Inhale-exhale-inhale-exhale, inhale. Exhale. Inhale... Exhale. He stood up. Inhale. His hands wouldn't stop shaking. Exhale. He turned from the confusing rectangle behind him, actively keeping it out of vision. Inhale. Trembling, he pulled out a chair and sat down, resting his elbows on the table and covering his face. Exhale.

Then it came.
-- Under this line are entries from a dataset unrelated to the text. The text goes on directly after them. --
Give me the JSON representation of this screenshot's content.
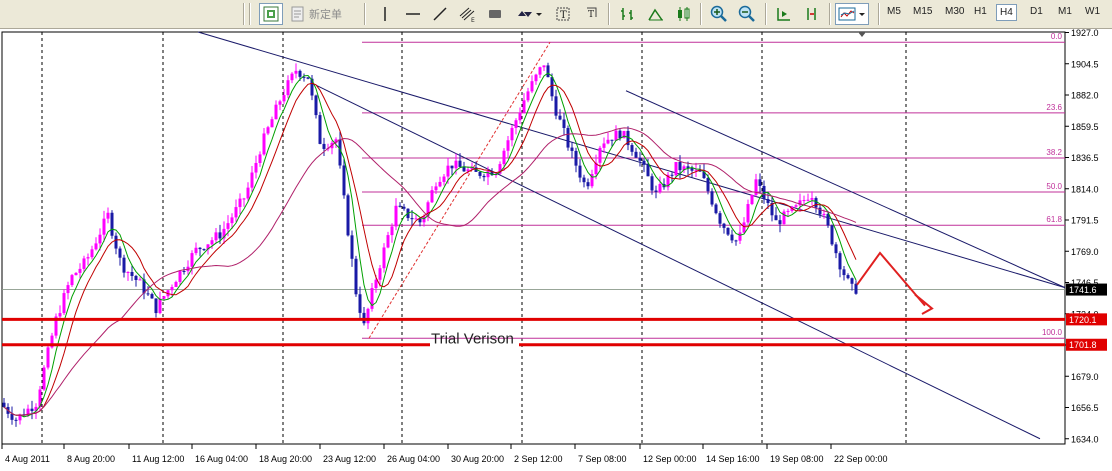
{
  "toolbar": {
    "new_order_label": "新定单",
    "timeframes": [
      "M5",
      "M15",
      "M30",
      "H1",
      "H4",
      "D1",
      "M1",
      "W1"
    ],
    "active_timeframe": "H4"
  },
  "chart_data": {
    "type": "candlestick",
    "symbol_hint": "XAUUSD",
    "y_ticks": [
      "1927.0",
      "1904.5",
      "1882.0",
      "1859.5",
      "1836.5",
      "1814.0",
      "1791.5",
      "1769.0",
      "1746.5",
      "1724.0",
      "1701.5",
      "1679.0",
      "1656.5",
      "1634.0"
    ],
    "y_range": [
      1634.0,
      1927.0
    ],
    "x_ticks": [
      "4 Aug 2011",
      "8 Aug 20:00",
      "11 Aug 12:00",
      "16 Aug 04:00",
      "18 Aug 20:00",
      "23 Aug 12:00",
      "26 Aug 04:00",
      "30 Aug 20:00",
      "2 Sep 12:00",
      "7 Sep 08:00",
      "12 Sep 00:00",
      "14 Sep 16:00",
      "19 Sep 08:00",
      "22 Sep 00:00"
    ],
    "current_price": "1741.6",
    "price_labels": [
      {
        "text": "1720.1",
        "value": 1720.1,
        "color": "#e00000"
      },
      {
        "text": "1701.8",
        "value": 1701.8,
        "color": "#e00000"
      }
    ],
    "fib_levels": [
      {
        "label": "0.0",
        "value": 1920.0
      },
      {
        "label": "23.6",
        "value": 1869.0
      },
      {
        "label": "38.2",
        "value": 1836.5
      },
      {
        "label": "50.0",
        "value": 1812.0
      },
      {
        "label": "61.8",
        "value": 1788.0
      },
      {
        "label": "100.0",
        "value": 1706.5
      }
    ],
    "support_lines": [
      1720.1,
      1701.8
    ],
    "watermark": "Trial Verison",
    "colors": {
      "bull": "#ff00ff",
      "bear": "#1a1aa6",
      "ma_fast": "#00a000",
      "ma_mid": "#c00000",
      "ma_slow": "#b0206a",
      "fib": "#c0309a",
      "channel": "#1a1a6a",
      "support": "#e00000",
      "arrow": "#e02020"
    }
  }
}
Mad laughter sprouting out of his core, a wicked cackle without rhythm, bubbling out of him uncontrollably. It started soft, then forced itself out, louder and louder, until it was filling the room. His neighbors would hear it and they would be terrified. The cops might come. BUT HE WAS ALIVE. He was so relieved. It was absurd, nothing was here? But he was alive!! THANK GOD HE WAS ALIVE. And as the laughter dimmed from true madness back down in to a self-depreciating chuckle, he once more inhaled deeply, savoring the air in ways he hadn't for a long time.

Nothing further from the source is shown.